Repetitive TMS is emerging as a potentially effective treatment for mood symptoms including depression (Berman et al., 2000, George et al., 2000 and Klein et al., 1999). One research group has conducted a placebo-controlled trial of high-frequency (10 Hz) rTMS in humans for post-traumatic stress disorder (PTSD) with some success (Cohen et al., 2004; Grisaru, Amir, Cohen, & Kaplan, 1998), but this has yet to be replicated by other investigators. Open case series of TMS in PTSD have also been encouraging (McCann et al., 1998 and Rosenberg et al., 2002).
Early functional neuroimaging research on PTSD reported increased oxygen perfusion in the right prefrontal cortex as subjects were reminded of their traumatic experiences (Rauch et al., 1996). This was replicated in some but not all subsequent studies, and led to the general interpretation that right-sided activity in PTSD was related to the role of the right hemisphere in anxiety and other adverse emotional experiences (Rauch et al., 1996; Simmons, Matthews, Stein, & Paulus, 2004). If low-frequency rTMS could decrease activity in right hemispheric cortical areas, it might prove to be helpful for improving functional brain abnormalities associated with PTSD.

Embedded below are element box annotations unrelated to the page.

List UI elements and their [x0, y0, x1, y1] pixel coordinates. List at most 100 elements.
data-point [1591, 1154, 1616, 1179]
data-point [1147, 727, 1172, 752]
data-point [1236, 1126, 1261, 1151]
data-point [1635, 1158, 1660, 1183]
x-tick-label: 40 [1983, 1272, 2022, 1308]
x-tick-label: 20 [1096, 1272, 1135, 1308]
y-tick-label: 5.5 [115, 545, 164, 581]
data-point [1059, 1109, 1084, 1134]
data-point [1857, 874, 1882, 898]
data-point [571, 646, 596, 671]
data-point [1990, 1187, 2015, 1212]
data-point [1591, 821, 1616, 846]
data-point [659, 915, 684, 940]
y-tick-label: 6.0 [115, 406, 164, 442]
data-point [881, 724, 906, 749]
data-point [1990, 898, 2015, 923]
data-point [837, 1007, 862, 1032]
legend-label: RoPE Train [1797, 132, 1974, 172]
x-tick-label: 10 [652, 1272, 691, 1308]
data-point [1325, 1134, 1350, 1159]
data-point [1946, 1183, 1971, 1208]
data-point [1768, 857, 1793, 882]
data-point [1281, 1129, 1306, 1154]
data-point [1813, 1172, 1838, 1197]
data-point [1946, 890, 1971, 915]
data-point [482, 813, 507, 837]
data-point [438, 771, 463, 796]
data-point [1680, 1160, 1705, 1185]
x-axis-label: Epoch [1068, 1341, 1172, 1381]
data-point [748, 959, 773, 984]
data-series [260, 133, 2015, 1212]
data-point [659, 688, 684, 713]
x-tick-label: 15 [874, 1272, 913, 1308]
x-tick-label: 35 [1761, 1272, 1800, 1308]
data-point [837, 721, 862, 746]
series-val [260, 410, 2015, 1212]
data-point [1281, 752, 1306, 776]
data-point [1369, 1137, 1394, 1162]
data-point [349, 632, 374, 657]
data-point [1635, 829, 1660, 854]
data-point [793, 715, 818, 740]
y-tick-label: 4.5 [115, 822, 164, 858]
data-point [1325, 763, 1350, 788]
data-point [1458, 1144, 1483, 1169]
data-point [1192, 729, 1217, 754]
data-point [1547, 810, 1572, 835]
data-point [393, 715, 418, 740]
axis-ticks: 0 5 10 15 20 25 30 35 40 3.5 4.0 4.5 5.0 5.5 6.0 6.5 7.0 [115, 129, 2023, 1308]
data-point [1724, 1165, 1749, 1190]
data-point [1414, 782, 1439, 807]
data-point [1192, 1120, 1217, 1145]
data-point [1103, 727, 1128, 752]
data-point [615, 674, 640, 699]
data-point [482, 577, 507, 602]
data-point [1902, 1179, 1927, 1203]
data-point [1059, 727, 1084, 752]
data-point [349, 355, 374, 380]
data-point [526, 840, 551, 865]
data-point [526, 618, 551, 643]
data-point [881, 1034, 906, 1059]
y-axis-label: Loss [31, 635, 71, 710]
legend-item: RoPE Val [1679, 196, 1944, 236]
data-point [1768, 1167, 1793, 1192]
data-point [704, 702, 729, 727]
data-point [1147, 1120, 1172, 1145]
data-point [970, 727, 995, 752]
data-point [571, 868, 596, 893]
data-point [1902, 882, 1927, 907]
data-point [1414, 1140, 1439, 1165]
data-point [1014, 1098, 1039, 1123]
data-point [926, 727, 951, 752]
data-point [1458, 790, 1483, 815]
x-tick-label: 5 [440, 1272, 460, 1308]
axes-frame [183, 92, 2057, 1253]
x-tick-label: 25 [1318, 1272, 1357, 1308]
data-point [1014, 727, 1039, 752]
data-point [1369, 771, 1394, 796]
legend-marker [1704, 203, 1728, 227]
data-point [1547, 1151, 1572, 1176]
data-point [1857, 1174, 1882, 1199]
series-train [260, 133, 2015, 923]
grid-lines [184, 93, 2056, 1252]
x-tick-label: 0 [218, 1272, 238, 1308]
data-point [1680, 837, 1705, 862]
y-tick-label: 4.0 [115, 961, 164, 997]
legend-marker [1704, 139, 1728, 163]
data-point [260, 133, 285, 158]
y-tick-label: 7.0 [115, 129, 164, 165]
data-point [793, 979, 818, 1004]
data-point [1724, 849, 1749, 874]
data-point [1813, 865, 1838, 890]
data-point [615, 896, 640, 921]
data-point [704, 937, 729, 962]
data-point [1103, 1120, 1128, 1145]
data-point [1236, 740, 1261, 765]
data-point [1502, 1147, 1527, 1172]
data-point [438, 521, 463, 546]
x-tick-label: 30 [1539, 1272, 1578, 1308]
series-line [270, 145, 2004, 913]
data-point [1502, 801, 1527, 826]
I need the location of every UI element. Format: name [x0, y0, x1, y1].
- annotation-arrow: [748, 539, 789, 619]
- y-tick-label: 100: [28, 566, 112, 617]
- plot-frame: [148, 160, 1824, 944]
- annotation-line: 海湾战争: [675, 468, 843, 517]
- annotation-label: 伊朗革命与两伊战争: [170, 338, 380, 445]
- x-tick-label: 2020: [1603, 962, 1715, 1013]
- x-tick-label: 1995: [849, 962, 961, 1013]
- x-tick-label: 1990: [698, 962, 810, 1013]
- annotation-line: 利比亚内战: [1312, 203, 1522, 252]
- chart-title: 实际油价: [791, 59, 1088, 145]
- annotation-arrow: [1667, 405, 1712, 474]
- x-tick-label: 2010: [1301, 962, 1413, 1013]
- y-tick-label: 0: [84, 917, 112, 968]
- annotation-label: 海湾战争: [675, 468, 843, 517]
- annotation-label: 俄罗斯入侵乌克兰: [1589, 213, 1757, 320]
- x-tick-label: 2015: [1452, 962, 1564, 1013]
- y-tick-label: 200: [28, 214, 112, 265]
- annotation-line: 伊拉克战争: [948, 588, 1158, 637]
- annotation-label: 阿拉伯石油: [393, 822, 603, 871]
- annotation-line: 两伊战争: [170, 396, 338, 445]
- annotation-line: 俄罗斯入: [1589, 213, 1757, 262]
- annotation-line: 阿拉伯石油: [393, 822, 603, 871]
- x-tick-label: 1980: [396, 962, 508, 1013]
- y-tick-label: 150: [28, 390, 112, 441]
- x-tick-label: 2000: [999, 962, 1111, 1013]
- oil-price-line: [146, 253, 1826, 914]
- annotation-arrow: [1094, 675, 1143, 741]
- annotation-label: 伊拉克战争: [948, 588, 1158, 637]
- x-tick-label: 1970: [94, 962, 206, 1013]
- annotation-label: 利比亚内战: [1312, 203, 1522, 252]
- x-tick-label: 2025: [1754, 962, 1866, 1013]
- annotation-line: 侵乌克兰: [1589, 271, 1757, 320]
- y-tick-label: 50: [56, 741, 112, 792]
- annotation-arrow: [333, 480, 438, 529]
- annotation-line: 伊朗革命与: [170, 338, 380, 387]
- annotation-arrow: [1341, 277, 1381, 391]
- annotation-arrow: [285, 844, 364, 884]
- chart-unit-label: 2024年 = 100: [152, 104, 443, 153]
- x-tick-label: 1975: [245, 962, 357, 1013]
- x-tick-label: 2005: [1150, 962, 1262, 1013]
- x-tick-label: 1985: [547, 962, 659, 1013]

Anxiety disorders can be treated by systematically exposing patients to the objects and events that induce anxiety or distress, or to reminders of them (Echeburua, de Corral, Zubizarreta, & Sarasua, 1997; Pitman et al., 1996). Imaginal exposure is used to treat PTSD by exposing patients to memories of the traumatic event(s) in a controlled setting, thereby desensitizing them to the event(s) and teaching them that they are no longer in danger (Cahil & Foa, 2005). Evidence from animal research suggests that paradoxically, rather than relaxation and autonomic deactivation, autonomic excitation improves the results of extinction training (Cain, Blouin, & Barad, 2004), the theoretical basis of exposure therapy. The same has been found for human anxiety disorder treatment, as well summarized by Craske and Mystkowski (2006). Because of emerging models of PTSD as a failure of fear extinction it is likely to be especially important to bring the neural circuits and the autonomic arousal involved in the conditioned fear “on-line” when attempting to extinguish the fear response.
Because of this previous research on fear extinction, application of rTMS to actively engaged, rather than passive, brain circuits may be a more effective method of modifying brain circuits. The use of rTMS as an enhancement to fear extinction in PTSD has been suggested by Milad, Rauch, Pitman, and Quirk (2006). To date, there have been no studies investigating the effects of low frequency rTMS for decreasing cortical excitability during recollection of unpleasant traumatic memories. In this study we combined low frequency rTMS and exposure for the treatment of long-standing, treatment-refractory PTSD.